In retrospect, it’s unfortunate that we pro-choicers won by means of Roe v. Wade. The legal reasoning was dubious, and it inflamed a chronic anger (against the courts, the irreligious, Washington, Democrats) that Republicans have exploited masterfully ever since. If the decision had come, say, a decade later, political history would be quite different. Back in 1973, the tide of opinion and politics was clearly moving in the pro-choice direction. Thirteen states, including six in the South, had recently liberalized their statutes to allow abortion if the fetus had any severe defect or if a woman’s physical or mental health was endangered. But just four states (including New York) had fully legalized abortion. Roe shockingly short-circuited an organic, progressive political process and slammed our politics in a religious and rightward direction.

By contrast, consider the political-judicial history of interracial marriage. The timing was perfect. In 1967, when the Supreme Court got around to declaring laws against interracial marriage unconstitutional, only sixteen states still carried such statutes on their books—whereas less than two decades before, it was illegal for a white to marry a black in most states. In the progress toward marital equality, it’s not yet 1967.

And the way to work it is locally, ripe state by ripe state. Before Massachusetts’s supreme court ignited the national debate, polling showed a solid majority of the state’s citizens in favor of gay marriage. Last year, California passed a bill legalizing gay marriage; the state’s former-bodybuilder governor vetoed it, but if Schwarzenegger is beaten this fall, it’ll be passed again and signed by a Democratic governor. That would be preferable to judges’ remaking the law—the state court of appeal in San Francisco will soon rule on whether the existing statute is unconstitutional—but even a pro-gay judicial outcome would be in sync with the California political consensus. Similarly, any day now New Jersey’s supreme court may rule that state’s existing law unconstitutional—but a poll last month found that Jerseyites now support gay marriage 50 to 44 percent.

States’ rights is an essential American principle—without any inherent ideological tilt.

In some places, gay marriage or even civil unions will never be legal. In 2004, over three-quarters of Georgia voters approved a state constitutional amendment prohibiting same-sex marriage, which the state supreme court affirmed earlier this month. So far, eighteen other states have similarly amended their constitutions.

That’s too bad, but that’s the way it goes; such is the nature of a federal 50-state America. During liberalism’s triumphal march at mid-century, everyone imagined that states’ rights were exclusively a pretext for last-ditch conservative attempts to restrict liberty and civil rights. And back then, constitutional amendments (to lower the voting age, to guarantee women equal rights) were the specialty of progressives. But now it’s the right that defaults to proposing constitutional amendments to try to get what it wants. In 1972, in its first and only big decision on same-sex marriage, Baker v. Nelson, the U.S. Supreme Court ruled that Minnesota could define marriage any way it saw fit—a precedent that’s been used ever since as an argument against gays’ marrying. Yet with states starting to legalize gay marriage, the states’-rights principle of Baker may now become a tool for progress instead of conservatism. The shoes are on the other feet.

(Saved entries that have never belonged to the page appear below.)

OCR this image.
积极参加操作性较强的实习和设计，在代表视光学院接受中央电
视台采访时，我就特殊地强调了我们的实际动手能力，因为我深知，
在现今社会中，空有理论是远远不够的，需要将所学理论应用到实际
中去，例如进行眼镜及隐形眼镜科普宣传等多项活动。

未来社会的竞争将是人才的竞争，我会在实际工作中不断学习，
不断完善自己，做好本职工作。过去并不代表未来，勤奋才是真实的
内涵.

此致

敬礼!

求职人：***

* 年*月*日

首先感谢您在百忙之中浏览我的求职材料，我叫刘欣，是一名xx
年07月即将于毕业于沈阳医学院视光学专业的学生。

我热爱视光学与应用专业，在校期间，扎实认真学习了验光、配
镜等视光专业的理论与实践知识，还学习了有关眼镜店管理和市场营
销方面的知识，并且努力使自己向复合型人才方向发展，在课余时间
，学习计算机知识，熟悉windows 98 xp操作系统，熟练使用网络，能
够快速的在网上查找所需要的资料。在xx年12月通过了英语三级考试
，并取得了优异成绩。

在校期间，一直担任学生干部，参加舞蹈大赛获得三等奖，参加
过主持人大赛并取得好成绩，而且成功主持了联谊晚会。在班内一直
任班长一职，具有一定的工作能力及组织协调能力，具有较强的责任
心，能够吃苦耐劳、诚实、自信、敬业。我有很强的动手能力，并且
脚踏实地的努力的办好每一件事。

With the right ascendant, it’s clear that states’ rights is an essential American principle without any inherent ideological tilt. If liberals want blue states to be able to pass their own enlightened laws concerning gay marriage (or abortion or medical marijuana), then in the 21st century we really have to be willing to let red states enact laws with which we strongly disagree. As a result, the bluest places will become bluer and the reds redder, each pursuing its own vision of virtue. Which looks preferable to having either side force every American to live by its moral rules, and lousing up our politics or even our Constitution in the process. If letting Georgia and Indiana and Utah go their own way is the price for Massachusetts and California and New York’s being free to go ours, I’m willing to pay it.